Drawing on CRIM’s expertise in machine learning and artificial intelligence, Effigis Géo-Solutions has enhanced ScanSol, its platform for predicting soil texture from satellite images.
Specializing in processing geospatial data, the service company Effigis Géo-Solutions offers innovative tools to help modernize industrial sectors. Effigis called on CRIM to improve its ScanSol system, used to predict soil texture from satellite images. CRIM provided its expertise in remote sensing and machine learning to improve the existing platform.
We asked CRIM to give us a hand, because they are experts in the field.
— Claire Gosselin, Effigis Géo-Solutions
Making precision agriculture accessible
The maps currently used for understanding soil texture are problematic because they are not detailed enough to allow for optimization of each agricultural area.

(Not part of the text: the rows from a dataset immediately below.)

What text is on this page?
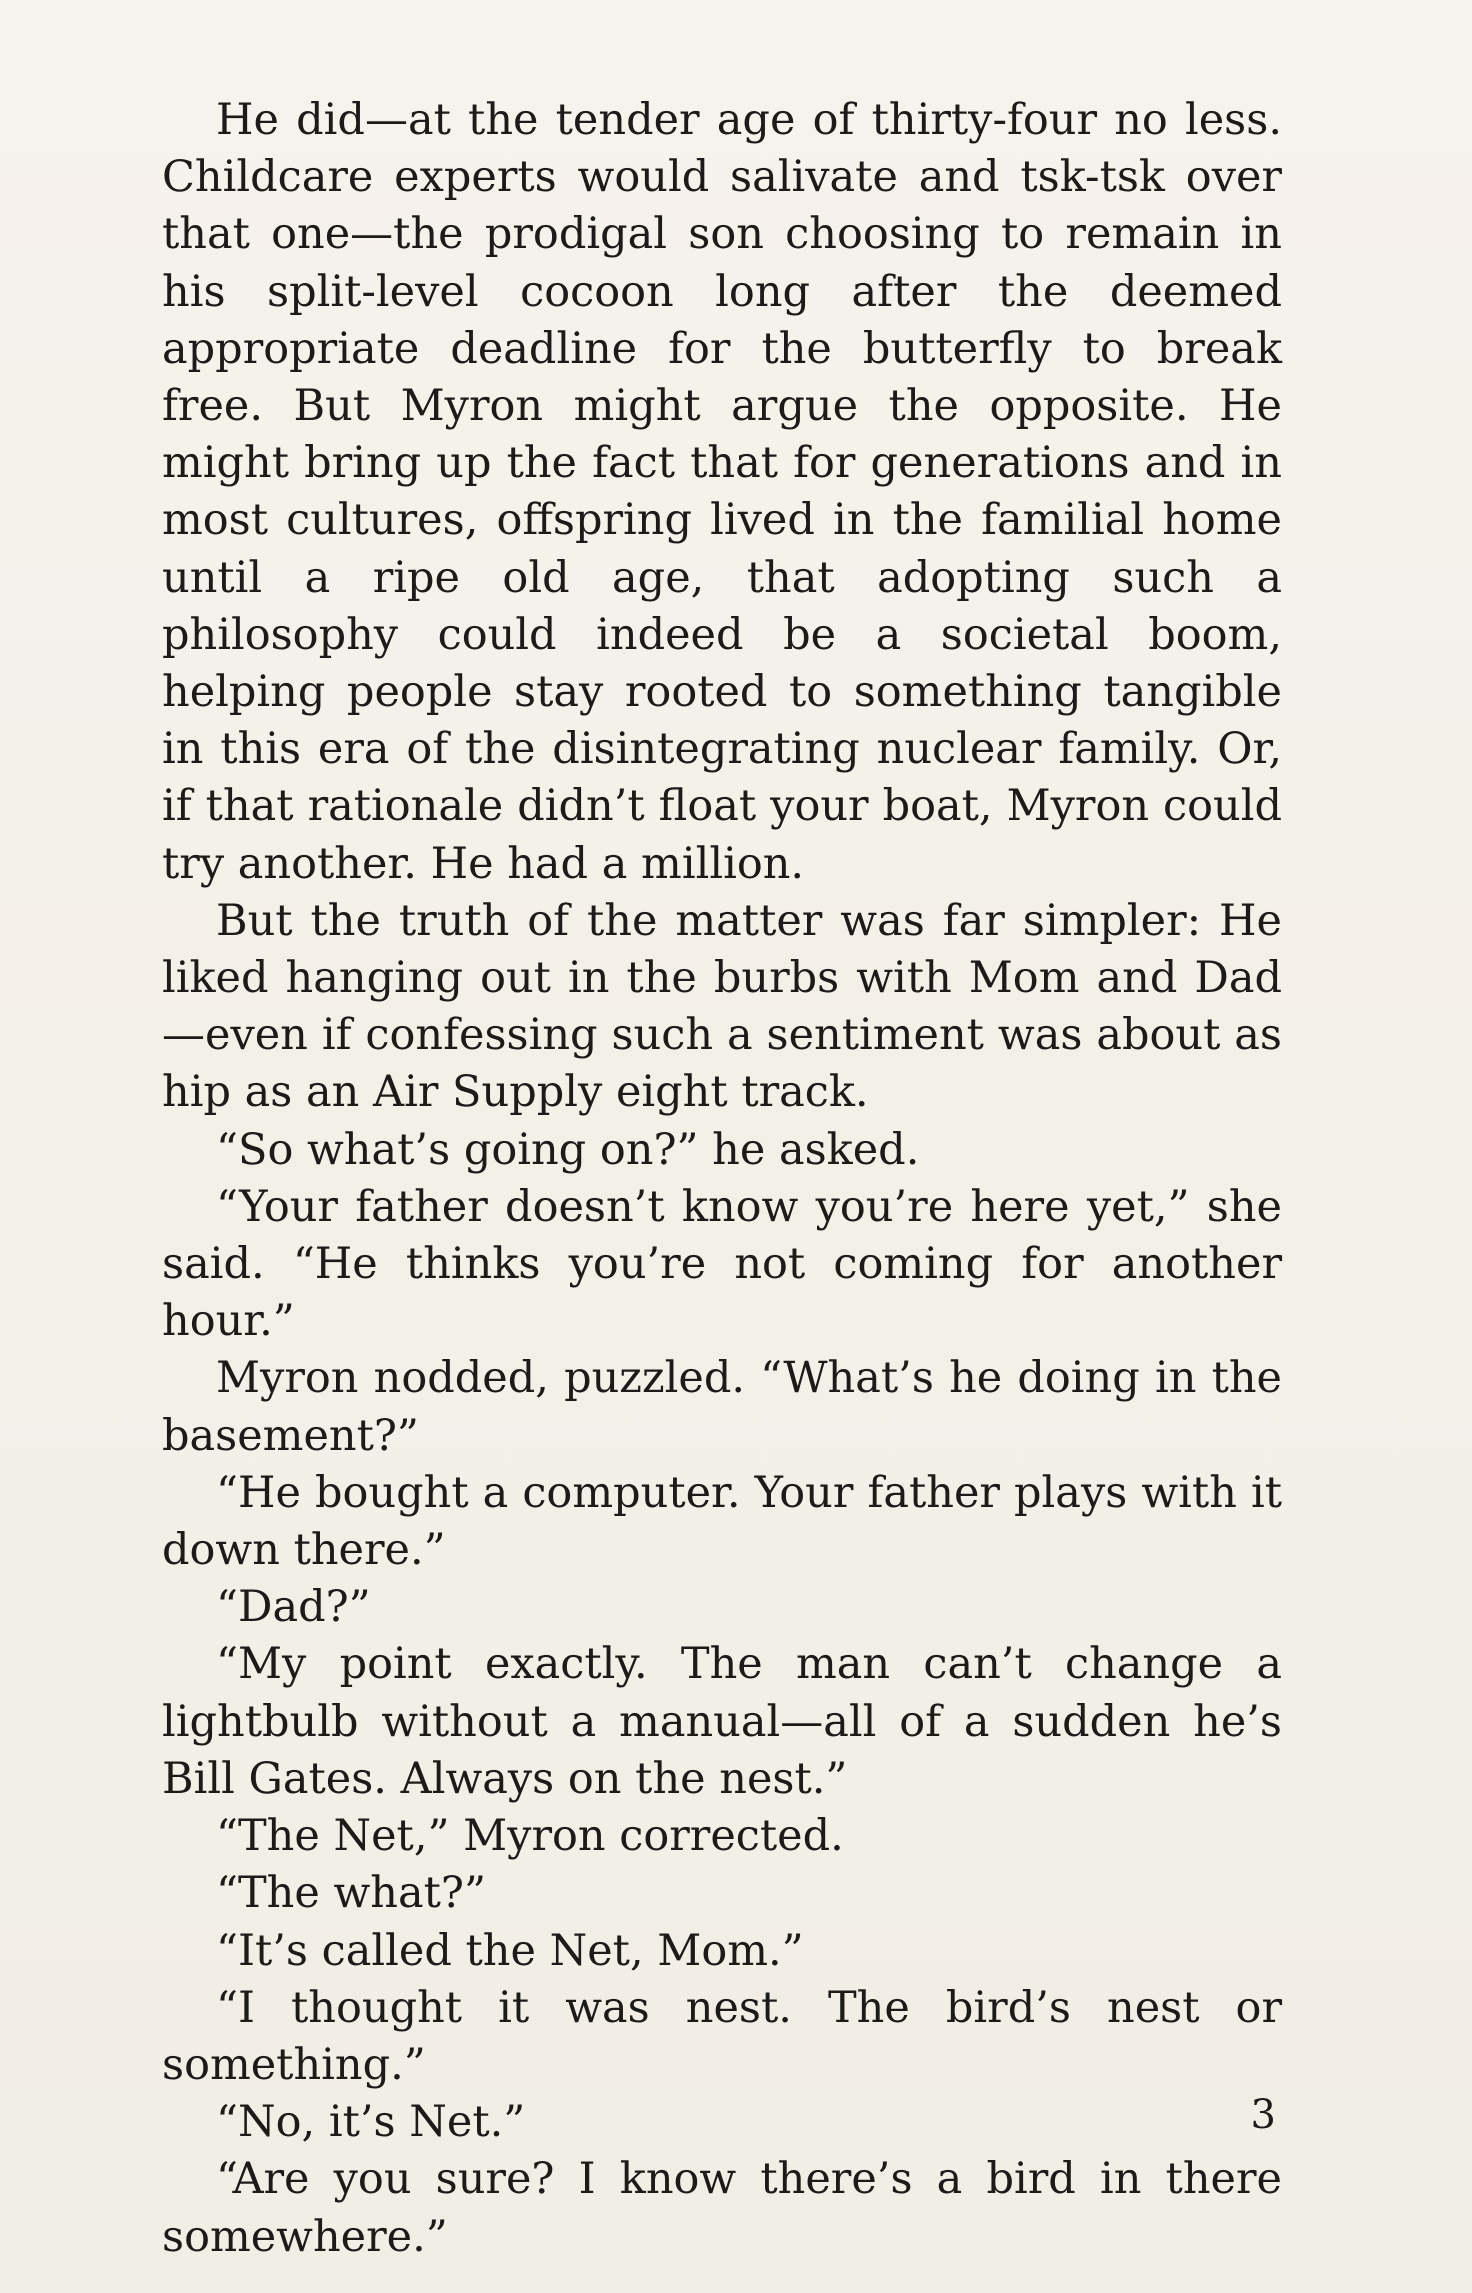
He did—at the tender age of thirty-four no less. Childcare experts would salivate and tsk-tsk over that one—the prodigal son choosing to remain in his split-level cocoon long after the deemed appropriate deadline for the butterfly to break free. But Myron might argue the opposite. He might bring up the fact that for generations and in most cultures, offspring lived in the familial home until a ripe old age, that adopting such a philosophy could indeed be a societal boom, helping people stay rooted to something tangible in this era of the disintegrating nuclear family. Or, if that rationale didn’t float your boat, Myron could try another. He had a million.

But the truth of the matter was far simpler: He liked hanging out in the burbs with Mom and Dad—even if confessing such a sentiment was about as hip as an Air Supply eight track.

“So what’s going on?” he asked.

“Your father doesn’t know you’re here yet,” she said. “He thinks you’re not coming for another hour.”

Myron nodded, puzzled. “What’s he doing in the basement?”

“He bought a computer. Your father plays with it down there.”

“Dad?”

“My point exactly. The man can’t change a lightbulb without a manual—all of a sudden he’s Bill Gates. Always on the nest.”

“The Net,” Myron corrected.

“The what?”

“It’s called the Net, Mom.”

“I thought it was nest. The bird’s nest or something.”

“No, it’s Net.”

“Are you sure? I know there’s a bird in there somewhere.”

3
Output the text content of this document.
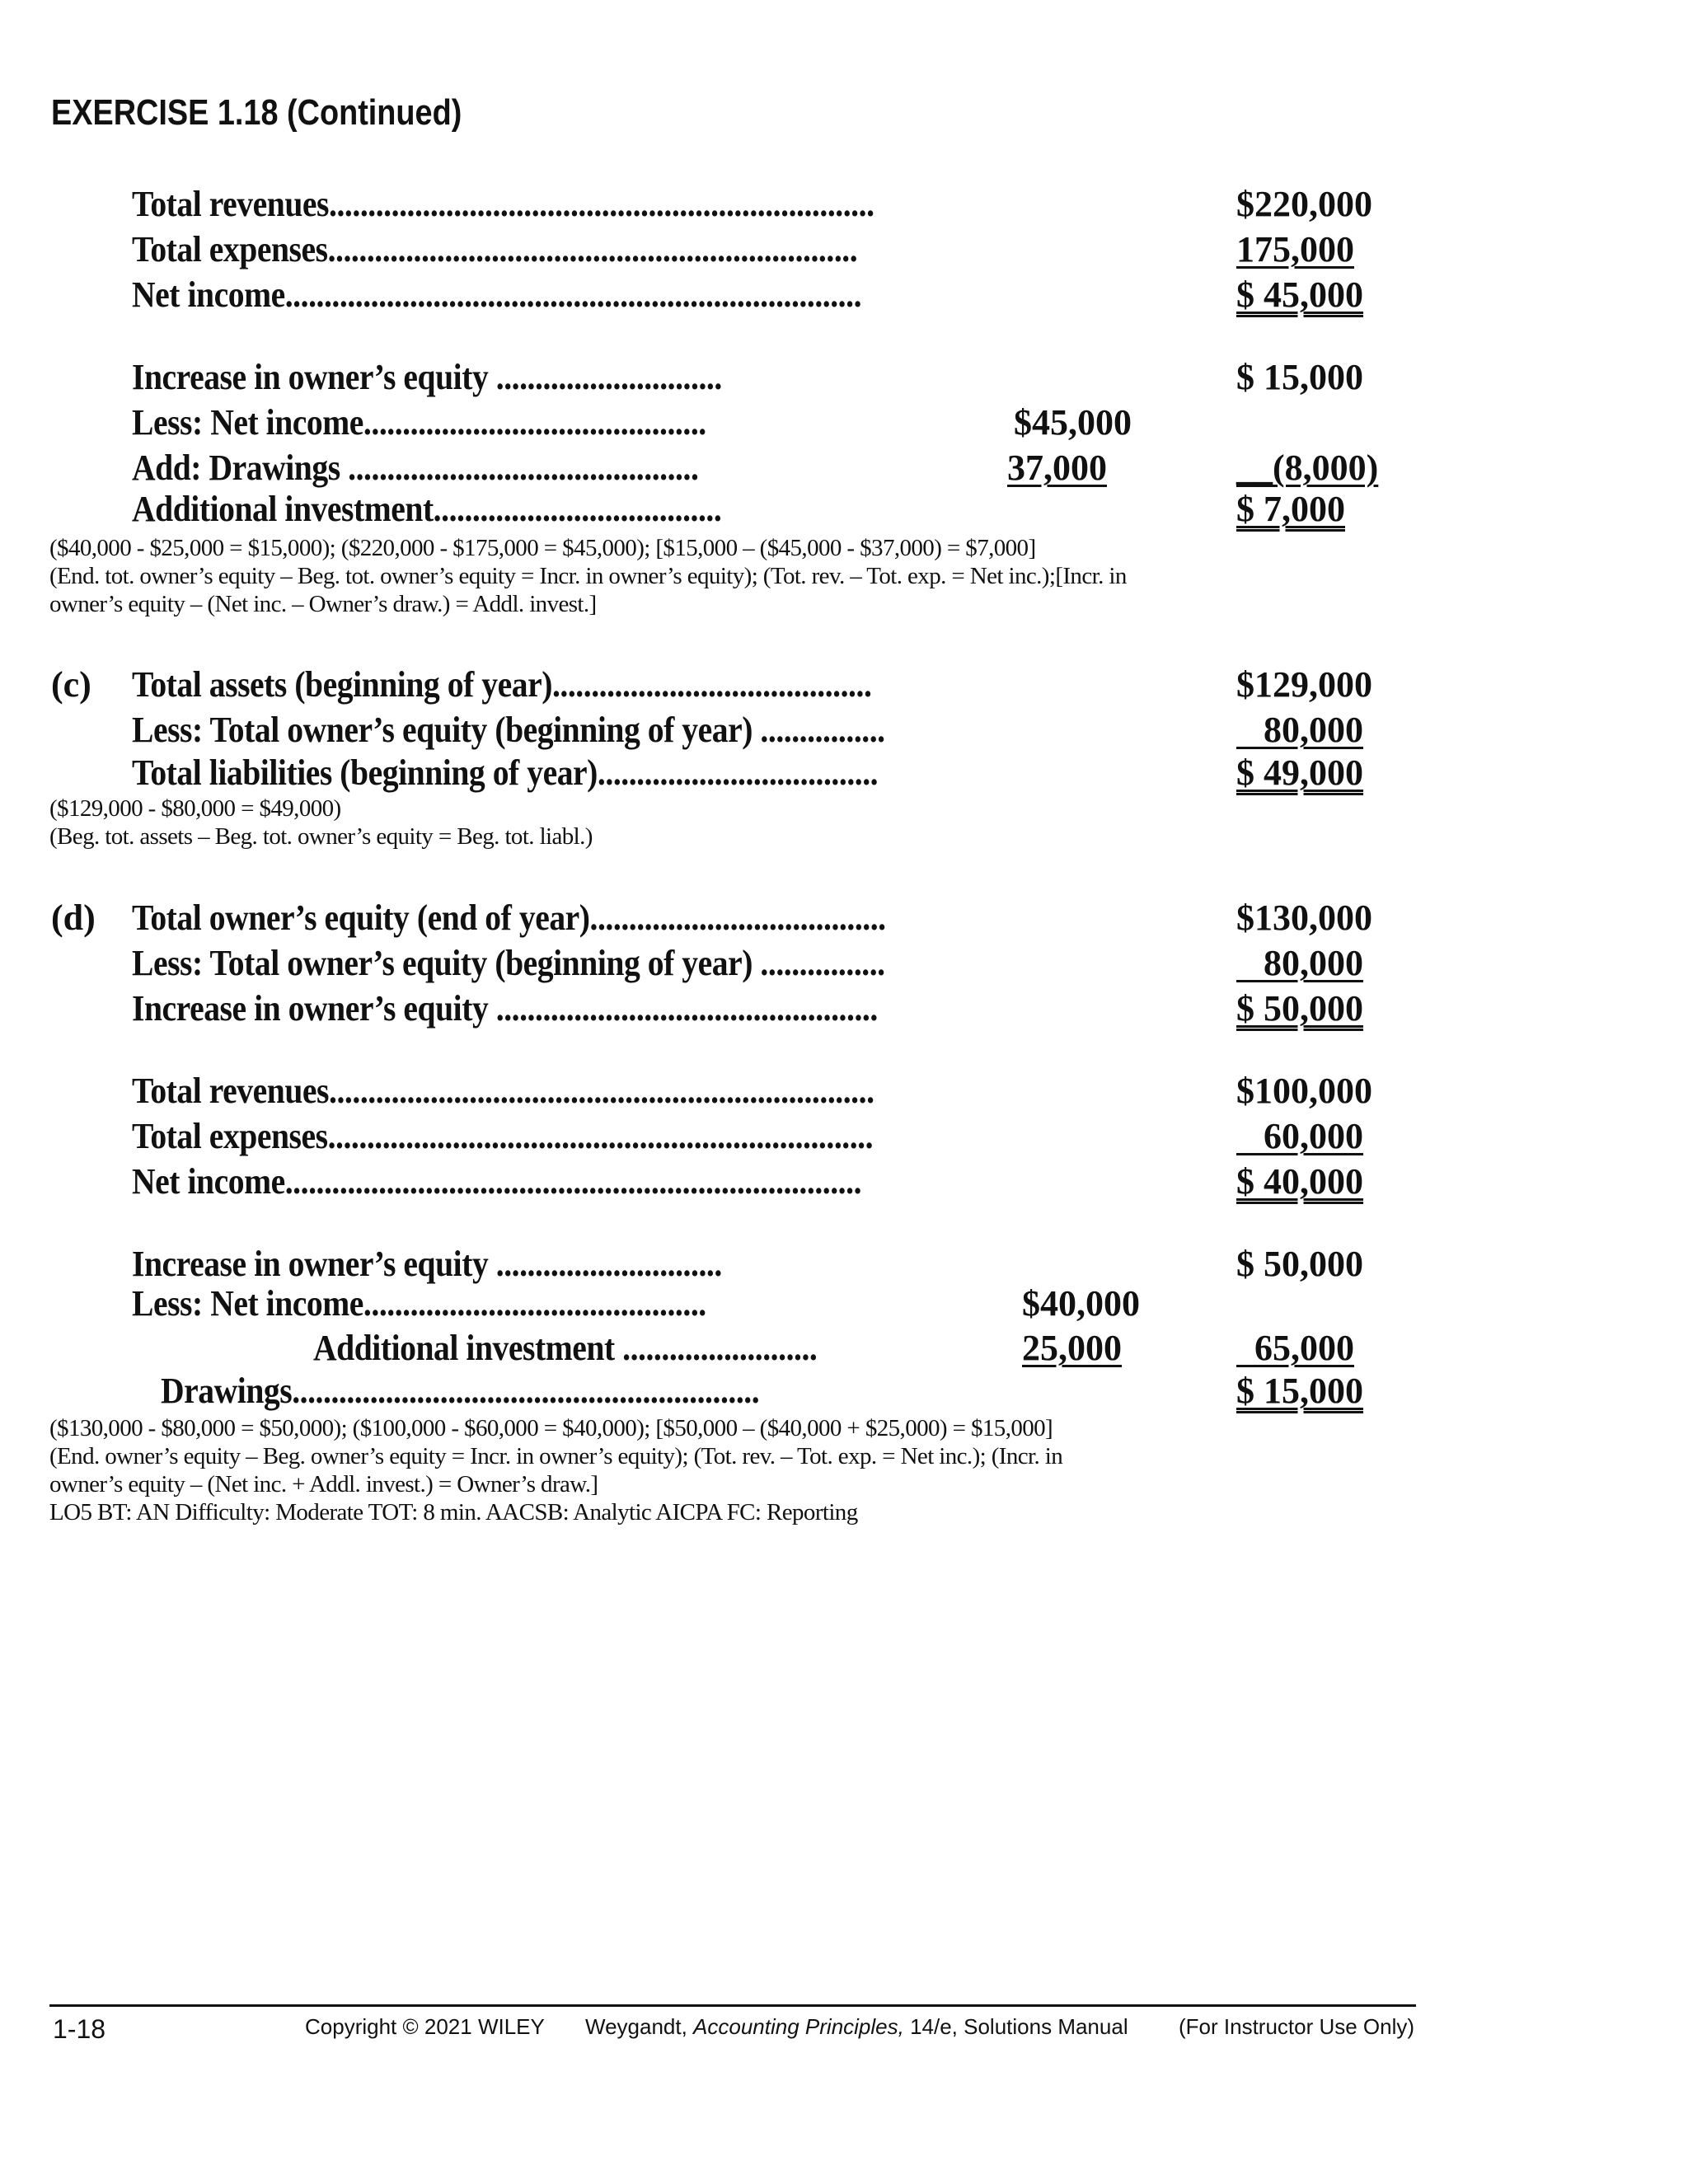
EXERCISE 1.18 (Continued)
Total revenues......................................................................	$220,000
Total expenses....................................................................	175,000
Net income..........................................................................	$ 45,000
Increase in owner’s equity .............................	$ 15,000
Less: Net income............................................	$45,000
Add: Drawings .............................................	37,000	__(8,000)
Additional investment.....................................	$ 7,000
($40,000 - $25,000 = $15,000); ($220,000 - $175,000 = $45,000); [$15,000 – ($45,000 - $37,000) = $7,000]
(End. tot. owner’s equity – Beg. tot. owner’s equity = Incr. in owner’s equity); (Tot. rev. – Tot. exp. = Net inc.);[Incr. in
owner’s equity – (Net inc. – Owner’s draw.) = Addl. invest.]
(c) Total assets (beginning of year).........................................	$129,000
Less: Total owner’s equity (beginning of year) ................	80,000
Total liabilities (beginning of year)....................................	$ 49,000
($129,000 - $80,000 = $49,000)
(Beg. tot. assets – Beg. tot. owner’s equity = Beg. tot. liabl.)
(d) Total owner’s equity (end of year)......................................	$130,000
Less: Total owner’s equity (beginning of year) ................	80,000
Increase in owner’s equity .................................................	$ 50,000
Total revenues......................................................................	$100,000
Total expenses......................................................................	60,000
Net income..........................................................................	$ 40,000
Increase in owner’s equity .............................	$ 50,000
Less: Net income............................................	$40,000
Additional investment .........................	25,000	65,000
Drawings............................................................	$ 15,000
($130,000 - $80,000 = $50,000); ($100,000 - $60,000 = $40,000); [$50,000 – ($40,000 + $25,000) = $15,000]
(End. owner’s equity – Beg. owner’s equity = Incr. in owner’s equity); (Tot. rev. – Tot. exp. = Net inc.); (Incr. in
owner’s equity – (Net inc. + Addl. invest.) = Owner’s draw.]
LO5 BT: AN Difficulty: Moderate TOT: 8 min. AACSB: Analytic AICPA FC: Reporting
1-18	Copyright © 2021 WILEY Weygandt, Accounting Principles, 14/e, Solutions Manual (For Instructor Use Only)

This is where the ScanSol system comes in : it can predict soil texture from data extracted from satellite images. These predictions provide farmers with information that enables them to optimize their yields, for example by choosing the most suitable soil for growing certain varieties or the level of irrigation expected for each plot in their field.
CRIM’s mission was to increase the performance of the ScanSol system by adding, sorting and analysing a large amount of new data. CRIM experts also sought to automate the estimation of the percentage of various substances covering each soil zone: sand, silt, clay, or vegetation.
The ScanSol platform is already commercialized, but thanks to these recent improvements, Effigis Géo-Solutions will be able to attract more clients from the Quebec and Canadian agricultural sector.